Она и в самом деле заболела. Слегла в мае с ОРЗ, потом подскочила температура, следом пришла ангина, начались осложнения. На «Скорой» в больницу, там – отдельная палата, капельница, тишина и сон.
Несколько лет без отпуска. «Зачем мне отпуск, у меня каждый день – как карнавал на Кубе!» Полгода постоянного напряжения. «Они нас не закроют! Мы что-нибудь придумаем!» Вся усталость, всё, что накопилось, выходило с кровью, потом и мокротой.
После больницы – постельный режим дома. Аня превратилась в заботливую сиделку. Приехали на месяц Светка с Эльзой – одинаковые, как сёстры-близнецы: коротко стриженные, в дорогих очках, лёгкие, подвижные. Они-то и удержали Наташу от всех непоправимых шагов разом, когда Аня проболталась, что магазин сдали.

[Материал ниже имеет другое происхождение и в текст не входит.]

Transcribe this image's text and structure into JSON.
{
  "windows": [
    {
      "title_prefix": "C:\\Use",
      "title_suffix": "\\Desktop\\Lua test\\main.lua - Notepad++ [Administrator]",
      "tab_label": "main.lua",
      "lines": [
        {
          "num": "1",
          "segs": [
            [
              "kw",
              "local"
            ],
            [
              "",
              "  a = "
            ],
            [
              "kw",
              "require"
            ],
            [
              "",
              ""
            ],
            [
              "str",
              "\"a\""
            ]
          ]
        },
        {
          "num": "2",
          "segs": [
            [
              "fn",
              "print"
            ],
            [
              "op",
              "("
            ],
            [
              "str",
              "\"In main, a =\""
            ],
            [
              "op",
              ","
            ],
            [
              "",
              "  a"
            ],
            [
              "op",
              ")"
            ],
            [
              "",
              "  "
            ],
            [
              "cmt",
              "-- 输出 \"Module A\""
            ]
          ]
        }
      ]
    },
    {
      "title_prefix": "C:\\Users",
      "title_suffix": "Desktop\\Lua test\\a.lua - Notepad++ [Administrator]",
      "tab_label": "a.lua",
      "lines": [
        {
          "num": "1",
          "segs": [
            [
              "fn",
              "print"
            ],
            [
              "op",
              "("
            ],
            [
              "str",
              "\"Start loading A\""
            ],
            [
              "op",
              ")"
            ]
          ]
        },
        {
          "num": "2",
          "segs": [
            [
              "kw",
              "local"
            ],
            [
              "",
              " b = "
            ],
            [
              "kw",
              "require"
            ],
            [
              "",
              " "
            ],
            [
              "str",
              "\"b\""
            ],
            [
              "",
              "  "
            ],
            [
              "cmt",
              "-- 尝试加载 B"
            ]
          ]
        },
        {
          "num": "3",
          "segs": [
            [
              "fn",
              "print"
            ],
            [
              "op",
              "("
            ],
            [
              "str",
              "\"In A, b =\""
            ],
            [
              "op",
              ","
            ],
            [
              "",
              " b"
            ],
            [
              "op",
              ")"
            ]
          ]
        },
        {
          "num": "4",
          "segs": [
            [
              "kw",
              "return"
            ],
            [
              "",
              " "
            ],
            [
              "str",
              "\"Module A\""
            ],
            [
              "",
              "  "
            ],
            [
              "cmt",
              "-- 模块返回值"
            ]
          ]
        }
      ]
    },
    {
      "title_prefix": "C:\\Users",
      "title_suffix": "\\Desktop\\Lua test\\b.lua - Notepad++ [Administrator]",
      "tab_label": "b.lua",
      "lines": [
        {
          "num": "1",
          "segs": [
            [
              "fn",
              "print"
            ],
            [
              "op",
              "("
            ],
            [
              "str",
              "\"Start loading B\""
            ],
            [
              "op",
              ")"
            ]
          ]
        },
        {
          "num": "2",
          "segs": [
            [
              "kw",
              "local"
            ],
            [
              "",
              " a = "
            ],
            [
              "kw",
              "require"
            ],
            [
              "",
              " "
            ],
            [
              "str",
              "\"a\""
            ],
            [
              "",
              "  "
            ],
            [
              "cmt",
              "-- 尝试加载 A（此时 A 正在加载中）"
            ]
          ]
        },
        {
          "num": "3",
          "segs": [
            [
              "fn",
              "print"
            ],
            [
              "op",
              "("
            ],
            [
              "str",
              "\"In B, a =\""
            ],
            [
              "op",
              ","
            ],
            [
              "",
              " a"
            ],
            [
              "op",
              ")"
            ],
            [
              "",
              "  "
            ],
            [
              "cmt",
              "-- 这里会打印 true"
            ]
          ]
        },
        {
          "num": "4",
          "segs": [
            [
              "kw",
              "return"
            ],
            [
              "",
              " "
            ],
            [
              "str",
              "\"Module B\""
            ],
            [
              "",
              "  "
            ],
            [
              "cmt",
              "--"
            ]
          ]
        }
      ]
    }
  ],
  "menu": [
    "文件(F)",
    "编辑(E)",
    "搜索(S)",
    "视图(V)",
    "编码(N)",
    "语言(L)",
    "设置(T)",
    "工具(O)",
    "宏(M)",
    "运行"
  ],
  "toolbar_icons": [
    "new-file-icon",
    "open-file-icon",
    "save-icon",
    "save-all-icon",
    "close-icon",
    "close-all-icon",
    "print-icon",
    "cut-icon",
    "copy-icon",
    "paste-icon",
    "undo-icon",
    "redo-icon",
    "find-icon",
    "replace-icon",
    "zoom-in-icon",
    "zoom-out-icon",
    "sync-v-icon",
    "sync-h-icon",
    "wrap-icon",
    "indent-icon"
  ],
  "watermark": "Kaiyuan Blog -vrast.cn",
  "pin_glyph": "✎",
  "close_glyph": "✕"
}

Как только Наташу увезли в больницу – отец ударил кулаком по столу и сказал: «Хватит! Наигрались в семейный бизнес! Надо ребёнка спасать, а не партизанить!»
Устроили прощальную распродажу. На торги выставили даже манекен с рукой, подклеенной липкой лентой, но администрация нового магазина в последний момент решила оставить его себе. Так он и наблюдал закат «Свежих прикидов», стоя на своём пьедестале, уже переодетый в какой-то неброский спортивный костюм.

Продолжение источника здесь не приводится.